Bonus: Portugal takes the concept of a town and country vacation to new heights—because “country,” in this case, could mean a nearly 8,000-foot volcanic peak in the middle of the Atlantic. More on that -- and the other big local draws for us -- below:
One of the Best Climates in Europe
With more than 300 days of sunshine annually, Portugal is welcoming year-round. And its beaches -- which tend to be mobbed in summer -- come with a lot more breathing room (and extra-great prices) in winter. So now is a great time to see everything from the Algarve’s ancient castles to Nazare’s surfer-luring swell (Europe’s notorious big wave season is in high gear).
Old World Wonder
Portugal’s borders have remained almost unchanged for close to 1000 years, and though most of its ancient buildings were destroyed by an earthquake in 1755, history buffs can still tour the remarkable monuments that have withstood the test of time, from the 12th century Monastery of Alcobaça to the 16th century Belém Tower. Newer old-world touches include the beloved wooden trams that crisscross Lisbon -- and fill the Instagram accounts of everyone who visits.
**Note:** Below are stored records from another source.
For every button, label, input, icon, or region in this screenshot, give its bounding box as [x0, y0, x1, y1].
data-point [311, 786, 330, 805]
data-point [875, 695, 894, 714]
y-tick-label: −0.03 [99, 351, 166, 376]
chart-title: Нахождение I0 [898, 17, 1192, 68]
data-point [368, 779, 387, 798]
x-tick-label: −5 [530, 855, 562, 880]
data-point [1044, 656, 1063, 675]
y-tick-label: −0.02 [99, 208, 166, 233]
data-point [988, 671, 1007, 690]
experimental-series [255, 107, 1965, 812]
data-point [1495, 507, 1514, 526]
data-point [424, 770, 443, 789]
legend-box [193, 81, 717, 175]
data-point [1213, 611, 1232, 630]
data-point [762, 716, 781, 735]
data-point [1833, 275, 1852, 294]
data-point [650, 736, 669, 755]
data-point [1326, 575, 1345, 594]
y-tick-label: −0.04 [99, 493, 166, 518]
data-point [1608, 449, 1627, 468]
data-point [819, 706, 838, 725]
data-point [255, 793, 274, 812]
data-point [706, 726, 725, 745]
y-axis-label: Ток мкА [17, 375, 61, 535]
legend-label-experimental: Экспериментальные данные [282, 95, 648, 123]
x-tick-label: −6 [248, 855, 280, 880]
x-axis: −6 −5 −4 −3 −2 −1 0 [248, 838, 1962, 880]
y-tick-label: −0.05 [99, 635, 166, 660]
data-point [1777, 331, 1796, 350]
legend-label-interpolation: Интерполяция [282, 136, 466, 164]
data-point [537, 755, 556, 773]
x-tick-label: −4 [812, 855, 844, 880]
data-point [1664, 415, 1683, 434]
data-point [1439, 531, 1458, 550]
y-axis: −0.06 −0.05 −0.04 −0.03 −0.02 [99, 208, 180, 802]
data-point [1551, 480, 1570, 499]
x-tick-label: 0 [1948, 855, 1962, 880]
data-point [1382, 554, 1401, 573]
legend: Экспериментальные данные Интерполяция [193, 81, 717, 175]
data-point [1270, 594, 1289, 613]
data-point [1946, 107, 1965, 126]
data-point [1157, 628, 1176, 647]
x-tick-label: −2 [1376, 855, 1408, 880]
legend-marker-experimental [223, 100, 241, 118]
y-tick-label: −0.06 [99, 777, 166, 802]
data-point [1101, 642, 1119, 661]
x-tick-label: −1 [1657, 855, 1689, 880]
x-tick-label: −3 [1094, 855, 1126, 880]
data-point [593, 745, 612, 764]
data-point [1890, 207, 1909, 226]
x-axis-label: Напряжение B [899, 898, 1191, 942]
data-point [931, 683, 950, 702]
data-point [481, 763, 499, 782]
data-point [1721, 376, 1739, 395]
Adventures on the Volcanic Islands
A trip to the Azores, a chain of nine islands in the middle of the Atlantic, unlocks a world of mud pots, hot springs, volcanic steam vents, more than thirty Blue Flag beaches and an impressive list of UNESCO World Heritage sites -- for starters, the centuries-old, stone wall-protected vineyards. This is also home to the aforementioned nearly 8,000-foot peak -- Mount Pico -- Portugal’s tallest. Hike at least a section of this icon (with a guide) for pastoral prettiness that quickly gives way to stunning sea views.
TAP Stopover Program
All transatlantic flights on this Portuguese carrier include the option of a stopover in Lisbon or Porto. For passengers with layovers longer than 24 hours, the deal is sweetened with the likes of free wine, museum tickets and hotel discounts. If you go the stopover route, you have up to five days to get to know, say, Lisbon’s Fado scene, or Porto’s vineyards and Gothic architecture– without paying any additional airfare. TAP flies daily from JFK, Newark, Boston and Miami Airports.
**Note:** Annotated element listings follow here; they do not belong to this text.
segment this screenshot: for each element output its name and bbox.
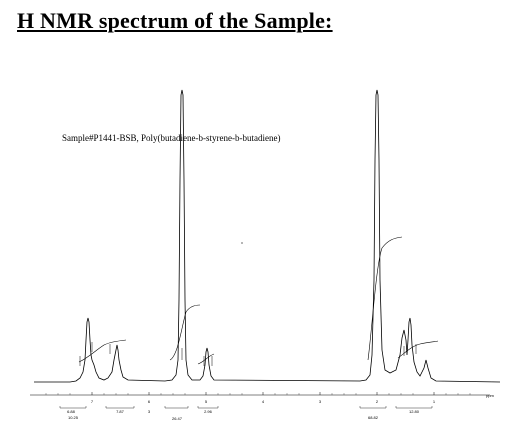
axis-tick-4: 4 bbox=[262, 399, 265, 404]
axis-tick-2: 2 bbox=[376, 399, 379, 404]
integral-value: 26.47 bbox=[172, 416, 183, 421]
axis-tick-5: 5 bbox=[205, 399, 208, 404]
integral-value: 10.25 bbox=[68, 415, 79, 420]
integral-value: 3 bbox=[148, 409, 151, 414]
axis-tick-3: 3 bbox=[319, 399, 322, 404]
integral-curve-5 bbox=[397, 340, 439, 359]
integral-value: 6.88 bbox=[67, 409, 76, 414]
integral-value: 68.82 bbox=[368, 415, 379, 420]
integral-value: 2.96 bbox=[204, 409, 213, 414]
integral-curve-2 bbox=[169, 304, 201, 361]
axis-tick-1: 1 bbox=[433, 399, 436, 404]
integral-curve-3 bbox=[197, 353, 215, 365]
integral-value: 7.87 bbox=[116, 409, 125, 414]
axis-unit-label: ppm bbox=[486, 393, 494, 398]
axis-tick-6: 6 bbox=[148, 399, 151, 404]
scan-speck bbox=[241, 242, 243, 244]
integral-curve-4 bbox=[367, 236, 403, 361]
sample-label: Sample#P1441-BSB, Poly(butadiene-b-styre… bbox=[62, 133, 280, 143]
integral-value: 12.80 bbox=[409, 409, 420, 414]
integral-curve-1 bbox=[78, 339, 127, 363]
spectrum-trace bbox=[34, 89, 501, 383]
ppm-axis-major-ticks bbox=[91, 392, 435, 395]
axis-tick-7: 7 bbox=[91, 399, 94, 404]
integration-markers bbox=[79, 342, 417, 366]
integral-brackets bbox=[59, 406, 433, 409]
page-heading: H NMR spectrum of the Sample: bbox=[17, 8, 333, 33]
ppm-axis-minor-ticks bbox=[45, 393, 471, 395]
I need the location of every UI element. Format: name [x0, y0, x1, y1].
Champagne taste on a beer budget
Though alcohol is typically one of the most expensive elements of a trip, not so here: Portugal’s bottles of award-winning wine often sell for less than a glass in Manhattan. And reaching one of the most renowned wine-producing regions -- the UNESCO World Heritage-designated Alto Douro -- got easier last year with the opening of a tunnel through the Serra do Marao mountains.